Le narratif historique qui veut que la prospérité occidentale soit due à la soumission d’autres peuples ne résiste pas à l’épreuve des faits.
*Par Ferghane Azihari,
Orpheline de la lutte des classes depuis la chute du mur de Berlin, la gauche s’engouffre dans la lutte des races. Encore que cette évolution fut amorcée avant l’effondrement des « socialismes réels ». Marx prédisait l’appauvrissement des travailleurs soumis au capitalisme. L’invalidation de sa prophétie obligea Lénine à la réactualiser. L’embourgeoisement du prolétariat occidental fut alors attribué à l’impérialisme.
Ce récit persiste chez ceux qui sont attachés à l’idée que le succès de l’Occident et de « l’homme blanc » est usurpé. Dans son ouvrage Capital et idéologie (Seuil, 2019), Thomas Piketty perpétue l’idée reçue qui attribue la richesse des Européens à leurs conquêtes. Même les plus éminents critiques du marxisme-léninisme se sont laissé tenter par cette culpabilisation. En 1983, Raymond Aron estimait ainsi que le lien entre la colonisation et la prospérité anglaise était un « procès ouvert ». Un an plus tard, Jacques Marseille publiait un ouvrage remettant en question la profitabilité de la colonisation pour la France. Sa thèse fut largement ignorée. Ce n’était cependant pas la première fois qu’elle était soutenue. La rentabilité de l’exploitation n’a jamais été consensuelle chez les économistes, ce que l’inquisition chargée de clouer l’Occident au pilori se garde bien de rappeler.

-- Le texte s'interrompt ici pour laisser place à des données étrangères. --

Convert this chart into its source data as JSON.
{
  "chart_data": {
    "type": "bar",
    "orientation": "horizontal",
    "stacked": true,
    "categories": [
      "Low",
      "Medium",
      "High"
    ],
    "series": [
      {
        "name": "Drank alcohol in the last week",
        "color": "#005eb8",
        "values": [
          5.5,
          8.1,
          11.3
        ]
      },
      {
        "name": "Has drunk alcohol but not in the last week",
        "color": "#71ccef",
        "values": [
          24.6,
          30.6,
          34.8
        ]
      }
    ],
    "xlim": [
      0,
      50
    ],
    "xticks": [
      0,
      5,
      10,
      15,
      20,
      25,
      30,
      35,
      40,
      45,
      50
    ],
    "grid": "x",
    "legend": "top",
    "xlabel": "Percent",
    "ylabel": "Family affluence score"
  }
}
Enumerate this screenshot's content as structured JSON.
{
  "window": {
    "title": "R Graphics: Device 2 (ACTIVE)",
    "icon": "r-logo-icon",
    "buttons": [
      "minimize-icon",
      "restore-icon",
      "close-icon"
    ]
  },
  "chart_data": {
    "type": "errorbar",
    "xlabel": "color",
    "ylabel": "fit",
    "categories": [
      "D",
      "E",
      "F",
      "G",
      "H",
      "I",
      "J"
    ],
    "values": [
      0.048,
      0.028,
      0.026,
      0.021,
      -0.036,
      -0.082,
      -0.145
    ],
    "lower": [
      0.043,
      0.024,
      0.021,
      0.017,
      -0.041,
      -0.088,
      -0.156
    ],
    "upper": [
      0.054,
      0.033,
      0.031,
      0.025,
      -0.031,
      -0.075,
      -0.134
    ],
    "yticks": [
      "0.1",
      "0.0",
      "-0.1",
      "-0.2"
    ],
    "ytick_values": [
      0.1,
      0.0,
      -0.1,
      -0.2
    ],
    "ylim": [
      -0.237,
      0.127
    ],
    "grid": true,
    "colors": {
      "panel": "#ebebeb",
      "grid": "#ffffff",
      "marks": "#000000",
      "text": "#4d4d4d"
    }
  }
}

Les contre-exemples de la Suisse et du Luxembourg
La répartition actuelle des richesses en Europe montre la vanité de l’impérialisme. Il n’existe aucune corrélation entre la prospérité des nations européennes et leur éventuelle histoire coloniale. Les Suisses, les Luxembourgeois et les Islandais sont beaucoup plus riches que les grands conquérants que furent les Britanniques, les Espagnols ou les Français. Contrairement à ce que suggère Piketty, nul besoin de faire preuve d’imagination pour dire que l’Occident aurait atteint le même niveau de richesse sans l’exploitation du tiers-monde. L’improductivité de l’exploitation suggère même que nous serions mieux lotis sans cet épisode. L’Occident s’est donc construit en dépit de l’impérialisme, non grâce lui. « Le crime ne paie pas toujours », ainsi que le note l’économiste libertarienne Deirdre McCloskey.
Curieusement, les nouveaux iconoclastes méprisent cette littérature. Ils refusent de se l’approprier pour liquider la nostalgie impériale qui subsiste chez les chauvins. Preuve que rendre justice au passé n’est pas leur principale préoccupation. Il ne s’agit que d’exalter la haine envieuse de « l’homme blanc ». Admettre que les exploiteurs du passé jouaient contre leurs intérêts affaiblirait les frustrations contre leurs descendants, lesquels n’ont d’ailleurs rien à voir avec les crimes de leurs aïeux. À l’inverse, soutenir que seule l’exploitation explique le succès de l’Occident fait des luttes communautaires revanchardes le seul horizon des populations en quête de mobilité sociale.
Les révolutionnaires en herbe veulent accéder au pouvoir en conflictualisant les relations interethniques. Ils veulent régner sur les divisions de ceux qu’on invite à se regarder en chiens de faïence. Cette réécriture, enfin, est pratique pour dissimuler la prédation des potentats africains qui prospèrent sur cette repentance étriquée. Si l’histoire a quelques responsabilités, elle n’explique pas tout. En 1960, les Sud-Coréens étaient plus pauvres que les résidents d’Afrique subsaharienne. Alors que l’Asie a connu un développement fulgurant, le continent noir traîne encore les pieds. Étonnant quand on sait qu’il abrite le plus grand nombre de Noirs réduits à l’état de servitude par des gouvernements corrompus ! Voilà un paradoxe que les militants de Black Lives Matter devraient éclaircir. Mais encore faut-il que « ces vies comptent ». Les spoliations qu’elles subissent sont malheureusement trop indigènes pour qu’on leur prête une quelconque attention.